More companies want to further diversify their customer base to provide extra insulation against possible future downturns.

“They’re having a tough time diversifying themselves outside of the RV industry,” said Elkhart County Commissioner Mike Yoder.

As an example of diversification, the new Talon Products plans to build a $13.5-million, 120,000-square-foot plant in Bristol by next year. Up to 120 new jobs could be created by 2018.

The company will make exterior components primarily for RV manufacturers, then eventually branch out to serve transportation and residential industries, according to David Smith, company president.

“We have long-term plans of diversifying into different markets,” Smith said.

His family launched Talon as a new venture, separate from their other company, Alpha Systems. The Elkhart-based business manufactures rubber roofing, molded plastic products, sealants and adhesives to supply RV, marine and residential manufacturers.

The Smith family started Talon in order to meet demand for the products it will make. Smith wouldn’t specify what they are, citing competitive reasons.

The family felt the current economic climate and the outlook for the RV industry over the next decade looked strong enough to invest in a startup.

“We have a good feeling about the next 10 years,” he said.

Alpha Systems, which started in 1984, weathered the recession’s costly toll on the RV industry and Elkhart County’s economy.

Banks clamped down on issuing new credit, and sales of RVs came to a screeching halt amid plummeting demand. Gas prices and materials costs also soared going into 2009, Smith pointed out.

As a result, manufacturers cut jobs en masse, and Elkhart County, where about 60 percent of the nation’s RVs are produced, saw its unemployment rate skyrocket.

Joblessness blasted from a low of 3.9 percent in May 2007 to 20 percent by March 2009. The number of unemployed grew from 4,000 to more than 18,000, data from the federal Bureau of Labor Statistics shows. The labor force fell from a total of nearly 102,000 workers to about 91,000 in that period.

When the recession played out and the economy began improving, so too did the county’s economy.

Over the past six years, jobs returned in droves to meet renewed demand for RVs. The unemployment rate returned to 3.9 percent in June, with the total labor force at 106,000.

Wholesale shipments of RV motor homes grew from a cumulative amount of about 13,200 in 2009 to nearly 44,000 in 2014, according to Recreational Vehicle Industry Association data.

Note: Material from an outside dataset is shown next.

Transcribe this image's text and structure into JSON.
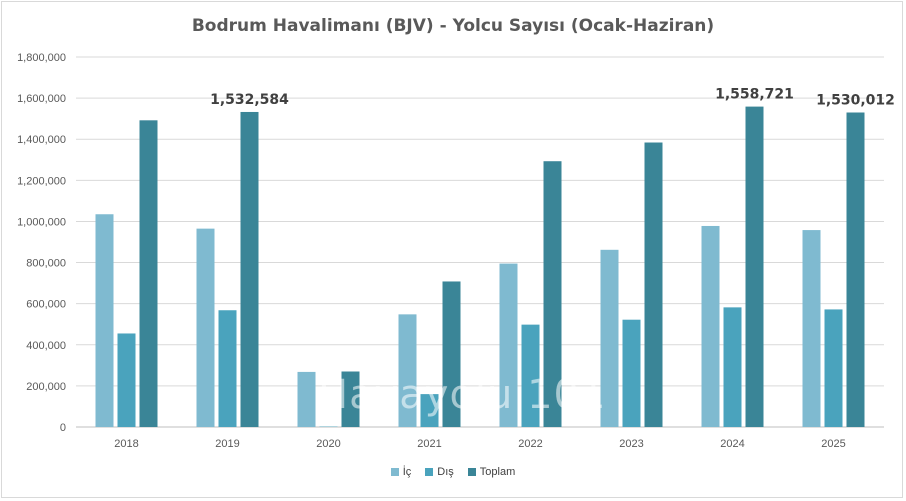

Shipments by the end of July were 5 percent higher than they were by the end of July 2014.

Meanwhile, manufacturers also entered a period of consolidation, prompting parts makers to spread out and market products to other industries as well, Yoder said.

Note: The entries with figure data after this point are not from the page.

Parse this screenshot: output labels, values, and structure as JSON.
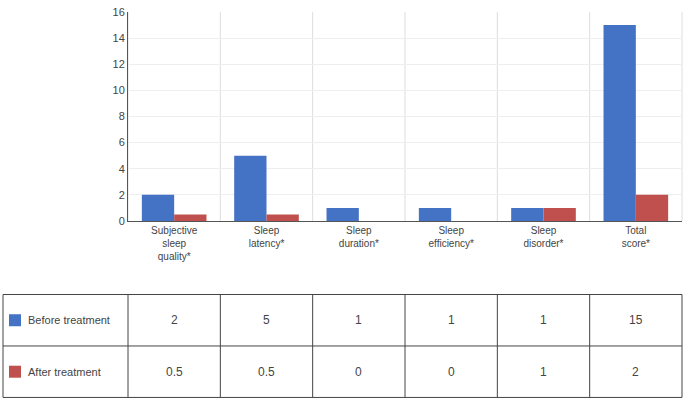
{
  "chart_data": {
    "type": "bar",
    "categories": [
      "Subjective\nsleep\nquality*",
      "Sleep\nlatency*",
      "Sleep\nduration*",
      "Sleep\nefficiency*",
      "Sleep\ndisorder*",
      "Total\nscore*"
    ],
    "series": [
      {
        "name": "Before treatment",
        "color": "#4472C4",
        "values": [
          2,
          5,
          1,
          1,
          1,
          15
        ]
      },
      {
        "name": "After treatment",
        "color": "#C0504D",
        "values": [
          0.5,
          0.5,
          0,
          0,
          1,
          2
        ]
      }
    ],
    "ylim": [
      0,
      16
    ],
    "yticks": [
      0,
      2,
      4,
      6,
      8,
      10,
      12,
      14,
      16
    ],
    "grid": true
  }
}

“Suppliers to RV industries have to find other ways to supply their products in order to diversify their business,” Yoder said.

Elkhart County Commissioner Frank Lucchese views that as a strength, saying companies learned how to become more efficient, adaptable and innovative out of the recession.

“It just shows the diversity we have in Elkhart County with the ability for businesses to step into a different market,” Lucchese said.

But diversifying the county’s economy will take more work.

The RV industry accounted for about 3 percent of the county’s gross domestic product in 2012, U.S. Bureau of Economic Analysis data indicates.

The industry also employed nearly 60 percent of the workforce among the county’s 20 largest employers in 2013, with Forest River Inc., Thor Industries Inc. and Drew Industries Inc. as the top three, according to the Elkhart County Economic Development Corp. Beacon Health System, with nearly 2,000 employees, was the next largest private employer.

“It’ll take some time to diversify,” said Chris Stager, the EDC’s interim president. He expressed confidence in the strength of companies in the county. “Elkhart County can build anything. Literally, that’s the truth, because they do.”

He pointed to audio tech company Harman International’s engineering plant and lighting manufacturer Vista Manufacturing Inc. as examples of the county’s growing business diversity and of the county’s focus on attracting more companies both independent of and connected to the RV industry.